Bardzo humorystycznie wypada współpraca nad teatrem na powietrzu pomiędzy Michelle, Fanny i Milly. Specyficzny charakter siostry Truly działa w sposób fenomenalny na nerwy naszym bohaterkom. Ich konflikt potrafi rozbawić i zapewnić sporo dobrego śmiechu. Scenarzyści w tym wątku poruszają atrakcyjny problem związany ze światem seriali oraz z kinem. W krzywym zwierciadle pokazują przekonanie, że jeśli daje się pieniądze, to można wpływać na ogół artystycznego dzieła. Nie raz słyszeliśmy historie o tym, jak producent niszczy film/serial, bo uważa, że jest mądrzejszy od twórcy.

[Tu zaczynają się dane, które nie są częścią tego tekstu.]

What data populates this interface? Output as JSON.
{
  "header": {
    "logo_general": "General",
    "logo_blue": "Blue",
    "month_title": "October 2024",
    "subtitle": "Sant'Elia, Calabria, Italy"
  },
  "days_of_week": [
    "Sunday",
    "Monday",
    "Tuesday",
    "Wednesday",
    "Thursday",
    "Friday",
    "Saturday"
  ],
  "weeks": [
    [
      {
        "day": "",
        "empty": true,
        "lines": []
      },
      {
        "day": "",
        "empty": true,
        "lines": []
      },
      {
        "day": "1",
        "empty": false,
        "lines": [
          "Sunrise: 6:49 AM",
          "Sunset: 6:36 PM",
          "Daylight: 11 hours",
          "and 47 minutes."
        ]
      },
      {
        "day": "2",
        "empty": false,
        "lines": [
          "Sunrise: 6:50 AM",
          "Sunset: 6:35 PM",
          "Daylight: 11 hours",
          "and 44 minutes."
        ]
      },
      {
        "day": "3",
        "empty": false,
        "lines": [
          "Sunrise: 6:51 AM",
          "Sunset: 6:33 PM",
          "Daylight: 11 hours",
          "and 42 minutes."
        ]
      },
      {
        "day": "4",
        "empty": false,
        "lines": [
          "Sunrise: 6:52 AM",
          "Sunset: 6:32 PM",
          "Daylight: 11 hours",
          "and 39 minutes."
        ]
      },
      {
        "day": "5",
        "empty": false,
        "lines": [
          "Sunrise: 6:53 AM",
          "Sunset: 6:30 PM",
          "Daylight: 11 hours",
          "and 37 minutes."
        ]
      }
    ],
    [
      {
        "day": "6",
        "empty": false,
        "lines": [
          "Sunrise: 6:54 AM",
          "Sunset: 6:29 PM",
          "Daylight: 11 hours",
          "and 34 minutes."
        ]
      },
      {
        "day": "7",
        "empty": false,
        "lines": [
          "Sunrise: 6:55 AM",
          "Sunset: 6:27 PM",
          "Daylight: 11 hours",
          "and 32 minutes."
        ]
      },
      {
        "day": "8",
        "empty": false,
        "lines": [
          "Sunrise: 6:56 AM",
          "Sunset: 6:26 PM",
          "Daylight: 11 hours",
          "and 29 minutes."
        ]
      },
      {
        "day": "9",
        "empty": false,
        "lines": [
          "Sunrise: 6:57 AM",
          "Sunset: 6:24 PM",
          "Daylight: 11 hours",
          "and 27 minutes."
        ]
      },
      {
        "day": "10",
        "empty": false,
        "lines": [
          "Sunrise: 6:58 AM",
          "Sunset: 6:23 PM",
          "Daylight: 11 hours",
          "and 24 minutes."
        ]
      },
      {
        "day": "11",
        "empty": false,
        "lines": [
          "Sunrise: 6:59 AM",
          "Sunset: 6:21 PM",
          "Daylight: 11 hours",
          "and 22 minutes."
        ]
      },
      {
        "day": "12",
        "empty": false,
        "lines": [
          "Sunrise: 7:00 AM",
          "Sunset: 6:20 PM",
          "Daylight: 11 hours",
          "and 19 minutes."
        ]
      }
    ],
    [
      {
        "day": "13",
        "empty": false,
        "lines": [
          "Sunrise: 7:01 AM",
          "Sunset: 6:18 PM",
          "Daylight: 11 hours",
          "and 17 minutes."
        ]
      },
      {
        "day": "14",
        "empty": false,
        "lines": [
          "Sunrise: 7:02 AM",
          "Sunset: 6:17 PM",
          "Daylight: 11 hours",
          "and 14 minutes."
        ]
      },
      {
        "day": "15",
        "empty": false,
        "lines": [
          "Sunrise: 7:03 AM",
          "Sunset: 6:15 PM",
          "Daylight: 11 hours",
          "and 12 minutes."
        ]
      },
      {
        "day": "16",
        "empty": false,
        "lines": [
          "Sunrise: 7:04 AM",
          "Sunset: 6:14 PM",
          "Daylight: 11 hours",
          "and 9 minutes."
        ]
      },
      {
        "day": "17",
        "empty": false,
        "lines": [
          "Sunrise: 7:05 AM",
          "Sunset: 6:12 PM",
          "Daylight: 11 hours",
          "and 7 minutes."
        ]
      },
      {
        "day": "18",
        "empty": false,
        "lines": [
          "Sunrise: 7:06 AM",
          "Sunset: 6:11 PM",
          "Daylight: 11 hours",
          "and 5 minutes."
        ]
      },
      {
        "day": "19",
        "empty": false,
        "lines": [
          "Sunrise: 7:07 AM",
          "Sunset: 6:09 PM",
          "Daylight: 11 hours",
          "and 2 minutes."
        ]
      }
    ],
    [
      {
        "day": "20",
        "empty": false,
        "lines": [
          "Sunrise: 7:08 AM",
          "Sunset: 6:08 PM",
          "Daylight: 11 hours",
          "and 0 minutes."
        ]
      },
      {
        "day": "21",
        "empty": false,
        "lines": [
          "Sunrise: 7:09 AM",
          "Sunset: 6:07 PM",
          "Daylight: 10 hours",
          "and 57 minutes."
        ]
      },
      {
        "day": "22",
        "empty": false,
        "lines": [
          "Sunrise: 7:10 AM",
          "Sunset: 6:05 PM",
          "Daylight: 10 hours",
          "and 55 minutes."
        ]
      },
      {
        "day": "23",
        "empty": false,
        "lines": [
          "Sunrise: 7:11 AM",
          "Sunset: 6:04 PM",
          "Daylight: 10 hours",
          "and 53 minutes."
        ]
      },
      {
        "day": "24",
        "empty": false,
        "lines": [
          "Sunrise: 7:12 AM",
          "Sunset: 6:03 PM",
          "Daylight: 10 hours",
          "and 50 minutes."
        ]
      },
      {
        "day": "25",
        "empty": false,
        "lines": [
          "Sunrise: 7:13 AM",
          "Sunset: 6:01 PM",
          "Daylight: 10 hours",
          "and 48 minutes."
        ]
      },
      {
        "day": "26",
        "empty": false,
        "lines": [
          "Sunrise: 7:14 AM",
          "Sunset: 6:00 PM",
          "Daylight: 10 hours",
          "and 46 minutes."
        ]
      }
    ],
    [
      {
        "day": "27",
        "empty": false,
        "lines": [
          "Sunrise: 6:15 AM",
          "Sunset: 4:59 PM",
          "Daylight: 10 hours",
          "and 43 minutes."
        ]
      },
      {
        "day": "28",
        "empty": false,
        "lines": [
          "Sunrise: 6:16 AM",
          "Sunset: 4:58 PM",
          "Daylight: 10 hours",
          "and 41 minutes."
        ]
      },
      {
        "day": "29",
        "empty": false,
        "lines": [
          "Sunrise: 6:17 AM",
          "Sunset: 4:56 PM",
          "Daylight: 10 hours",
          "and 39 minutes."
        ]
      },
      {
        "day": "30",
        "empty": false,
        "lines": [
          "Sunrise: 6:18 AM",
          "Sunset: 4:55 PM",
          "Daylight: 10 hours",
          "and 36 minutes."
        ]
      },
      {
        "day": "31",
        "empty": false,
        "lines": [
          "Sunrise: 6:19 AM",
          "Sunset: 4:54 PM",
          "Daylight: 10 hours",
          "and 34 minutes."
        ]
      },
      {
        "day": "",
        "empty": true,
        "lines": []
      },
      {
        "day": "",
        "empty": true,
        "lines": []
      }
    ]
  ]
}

Zaskoczeniem jest wątek Saschy. W poprzednim odcinku dowiedzieliśmy się, że rodzice zdecydowali się zostawić ją samą. Sascha wyrasta na dziewczynę bardziej zaradną, niż mogliśmy kiedykolwiek sądzić. Nieźle poprowadzono jej przygotowania do przyjęcia oraz to, jak podchodzi do poważnych rzeczy związanych z urządzeniem mieszkania. Najciekawiej jednak wypada jej relacja z Michelle. Sascha ma problemy rodzinne, jej rodzice nigdy nie byli przy niej, gdy ich potrzebowała. Wyraźnie widzimy, że jej stosunek do Michelle przypomina ten do starszej siostry - osoby, która zastępuje jej matkę, pomaga jej, gdy tego potrzebuje. To wzbudza konsternację u Michelle, która nie jest przyzwyczajona do takiego traktowania. Ciekawie się to rozwija i pokazuje nam nasze bohaterki w zupełnie innych świetle.
[image-browser playlist="594990" suggest=""]
©2013 ABC Family
Wszystko wskazuje na to, że wątek brata Michelle zostaje zakończony. Chociaż od strony technicznej był on dobry z uwagi na obsadzenie w tej roli rodzonego brata aktorki, to w sferze fabularnej nie zrobił żadnego szczególnego wrażenia. Przeciętny, mało odkrywczy i pozbawiony humoru. Nieciekawie również w konflikcie Melanie i Ginny. Potraktowano go zbyt powierzchownie i zdecydowanie zbyt szybko zakończono.
Bunheads śmieszą, wzruszają i bawią w sposób znakomity. Bez wątpienia jedyny taki serial w swoim rodzaju.